酷い腹痛で目が覚めた。昨晩食べたリャマがあたったのだろうか。この辺りは牛は見かけずリャマという首が長くて顔はラクダの様なとぼけた顔をしている動物を道端で見かけることが多い。リャマは至近距離に近づくまで逃げないから、“リャマに注意”という道路標識も飾りではない。耳には可愛いリボンをしているが、これはお洒落をしているのではなくて飼い主の識別の為だろう。毛や皮はセーターや皮細工などに使われ、街の露店や土産物屋へ行くと色とりどりの色彩に男の僕でも物欲をそそられて見入ってしまう。ボリビアの物価は南米の中でも特別に安いので欲しいものを欲しいだけ買えるけれど、僕のバッグには余計なものを入れる隙間は全く無かったからいつも指を加えて見ているだけだ。唯一鹿肉の様に少し臭みがあって美味い肉だけは胃袋の隙間に詰めることが出来た。この日、ウユニから208km東のポトシという都市へ移動しているときもたくさん見かけた。他にもアンデスにはビクーニャ、アルパカ、グアナコなどリャマに似た動物、ヤギ、ロバ、羊、豚、水牛などの家畜が柵に囲われているでもなく勝手にその辺で高山の乏しい草を食んでいる。中には野生の物もいるだろう。

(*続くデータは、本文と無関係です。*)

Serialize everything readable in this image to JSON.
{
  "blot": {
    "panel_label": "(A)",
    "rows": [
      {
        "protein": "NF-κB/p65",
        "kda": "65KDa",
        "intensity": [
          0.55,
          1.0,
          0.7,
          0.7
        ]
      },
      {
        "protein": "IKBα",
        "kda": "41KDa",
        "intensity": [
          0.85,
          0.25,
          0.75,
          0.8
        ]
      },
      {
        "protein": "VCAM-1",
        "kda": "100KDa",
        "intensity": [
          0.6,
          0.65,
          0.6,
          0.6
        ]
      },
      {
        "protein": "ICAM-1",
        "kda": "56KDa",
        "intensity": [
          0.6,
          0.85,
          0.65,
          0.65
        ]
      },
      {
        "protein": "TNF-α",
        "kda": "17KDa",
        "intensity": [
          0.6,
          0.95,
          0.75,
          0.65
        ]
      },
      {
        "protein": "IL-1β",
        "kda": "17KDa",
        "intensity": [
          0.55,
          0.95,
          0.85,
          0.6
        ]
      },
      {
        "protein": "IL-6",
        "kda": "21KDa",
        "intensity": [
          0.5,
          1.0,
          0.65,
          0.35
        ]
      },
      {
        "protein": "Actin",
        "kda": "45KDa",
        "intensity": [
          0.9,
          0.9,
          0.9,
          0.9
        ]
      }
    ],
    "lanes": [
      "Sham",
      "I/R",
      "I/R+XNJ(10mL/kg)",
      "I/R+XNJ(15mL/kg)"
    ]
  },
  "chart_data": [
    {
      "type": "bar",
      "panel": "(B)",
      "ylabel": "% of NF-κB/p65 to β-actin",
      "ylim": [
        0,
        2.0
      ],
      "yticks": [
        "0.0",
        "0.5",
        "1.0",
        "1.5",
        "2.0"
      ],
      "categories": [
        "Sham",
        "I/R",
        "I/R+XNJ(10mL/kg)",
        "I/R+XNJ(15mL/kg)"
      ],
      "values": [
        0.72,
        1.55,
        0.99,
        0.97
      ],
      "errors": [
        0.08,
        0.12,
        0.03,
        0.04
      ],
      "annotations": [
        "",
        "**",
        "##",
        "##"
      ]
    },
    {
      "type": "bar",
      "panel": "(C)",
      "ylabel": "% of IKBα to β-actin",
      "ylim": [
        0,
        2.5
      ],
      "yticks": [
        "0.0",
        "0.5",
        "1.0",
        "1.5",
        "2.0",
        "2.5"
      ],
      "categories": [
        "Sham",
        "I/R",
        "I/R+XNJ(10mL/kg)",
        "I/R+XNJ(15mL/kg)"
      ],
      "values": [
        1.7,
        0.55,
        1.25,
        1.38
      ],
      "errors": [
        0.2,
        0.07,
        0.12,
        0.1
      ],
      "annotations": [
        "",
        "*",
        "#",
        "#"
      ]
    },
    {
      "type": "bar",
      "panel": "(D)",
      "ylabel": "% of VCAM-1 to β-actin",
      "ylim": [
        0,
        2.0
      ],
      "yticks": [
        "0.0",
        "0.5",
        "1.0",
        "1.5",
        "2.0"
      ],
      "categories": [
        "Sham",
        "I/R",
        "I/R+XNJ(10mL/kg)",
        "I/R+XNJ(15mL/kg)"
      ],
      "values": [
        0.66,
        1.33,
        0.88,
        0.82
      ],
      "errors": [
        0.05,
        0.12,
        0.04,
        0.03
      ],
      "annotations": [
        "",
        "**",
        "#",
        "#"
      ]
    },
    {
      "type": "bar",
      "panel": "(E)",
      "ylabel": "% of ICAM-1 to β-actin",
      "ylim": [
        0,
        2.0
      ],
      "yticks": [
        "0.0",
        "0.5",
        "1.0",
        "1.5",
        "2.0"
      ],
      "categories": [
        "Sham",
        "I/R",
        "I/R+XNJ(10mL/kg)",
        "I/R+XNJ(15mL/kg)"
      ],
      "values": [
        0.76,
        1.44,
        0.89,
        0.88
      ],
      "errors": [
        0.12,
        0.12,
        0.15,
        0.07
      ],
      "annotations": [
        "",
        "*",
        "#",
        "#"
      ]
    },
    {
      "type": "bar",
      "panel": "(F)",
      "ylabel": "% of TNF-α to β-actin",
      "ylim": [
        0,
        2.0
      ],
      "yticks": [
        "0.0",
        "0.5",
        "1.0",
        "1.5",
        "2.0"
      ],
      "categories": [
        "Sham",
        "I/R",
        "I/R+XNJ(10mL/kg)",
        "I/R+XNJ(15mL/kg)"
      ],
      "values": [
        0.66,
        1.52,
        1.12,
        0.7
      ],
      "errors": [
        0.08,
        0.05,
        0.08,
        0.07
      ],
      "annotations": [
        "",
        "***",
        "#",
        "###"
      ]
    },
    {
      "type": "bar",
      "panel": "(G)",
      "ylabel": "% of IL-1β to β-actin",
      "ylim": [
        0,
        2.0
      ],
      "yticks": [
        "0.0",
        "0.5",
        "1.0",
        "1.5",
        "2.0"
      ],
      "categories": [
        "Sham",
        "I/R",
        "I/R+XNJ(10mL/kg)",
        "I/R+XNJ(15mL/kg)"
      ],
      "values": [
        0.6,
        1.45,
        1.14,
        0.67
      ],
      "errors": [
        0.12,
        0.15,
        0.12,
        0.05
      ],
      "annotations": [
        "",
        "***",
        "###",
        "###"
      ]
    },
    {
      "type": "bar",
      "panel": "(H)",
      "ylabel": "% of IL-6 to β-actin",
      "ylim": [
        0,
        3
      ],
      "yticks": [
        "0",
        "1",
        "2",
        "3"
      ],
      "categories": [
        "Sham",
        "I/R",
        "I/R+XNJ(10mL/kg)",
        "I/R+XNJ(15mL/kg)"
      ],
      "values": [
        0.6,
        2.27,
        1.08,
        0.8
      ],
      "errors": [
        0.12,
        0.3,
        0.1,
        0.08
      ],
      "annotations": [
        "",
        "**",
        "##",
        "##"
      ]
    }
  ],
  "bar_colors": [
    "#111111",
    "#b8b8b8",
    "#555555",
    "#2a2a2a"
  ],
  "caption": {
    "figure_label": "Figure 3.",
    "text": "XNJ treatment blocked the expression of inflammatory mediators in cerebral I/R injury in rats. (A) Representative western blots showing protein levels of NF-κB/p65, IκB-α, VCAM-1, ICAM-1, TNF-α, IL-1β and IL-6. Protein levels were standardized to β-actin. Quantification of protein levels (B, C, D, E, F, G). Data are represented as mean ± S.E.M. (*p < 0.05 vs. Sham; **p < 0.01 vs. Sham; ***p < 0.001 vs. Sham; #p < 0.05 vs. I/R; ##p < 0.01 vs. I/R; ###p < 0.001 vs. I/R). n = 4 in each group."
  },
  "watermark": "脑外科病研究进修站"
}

時々通る部落はどこものどかで素晴らしい。子供達が果てしない平原の中でサッカーを楽しんでいる。コンクリートジャングルで塾に通う日本の都会の子供達とどちらが幸せと比べることは出来ないかもしれないが、少なくともボリビアの方が健全で人間的だ。人も動物もたくましく生きている。

 この道は主要国道のはずなのに道は舗装されておらず、たまに見かける乗り合いバスやトラック以外殆ど何も見ない。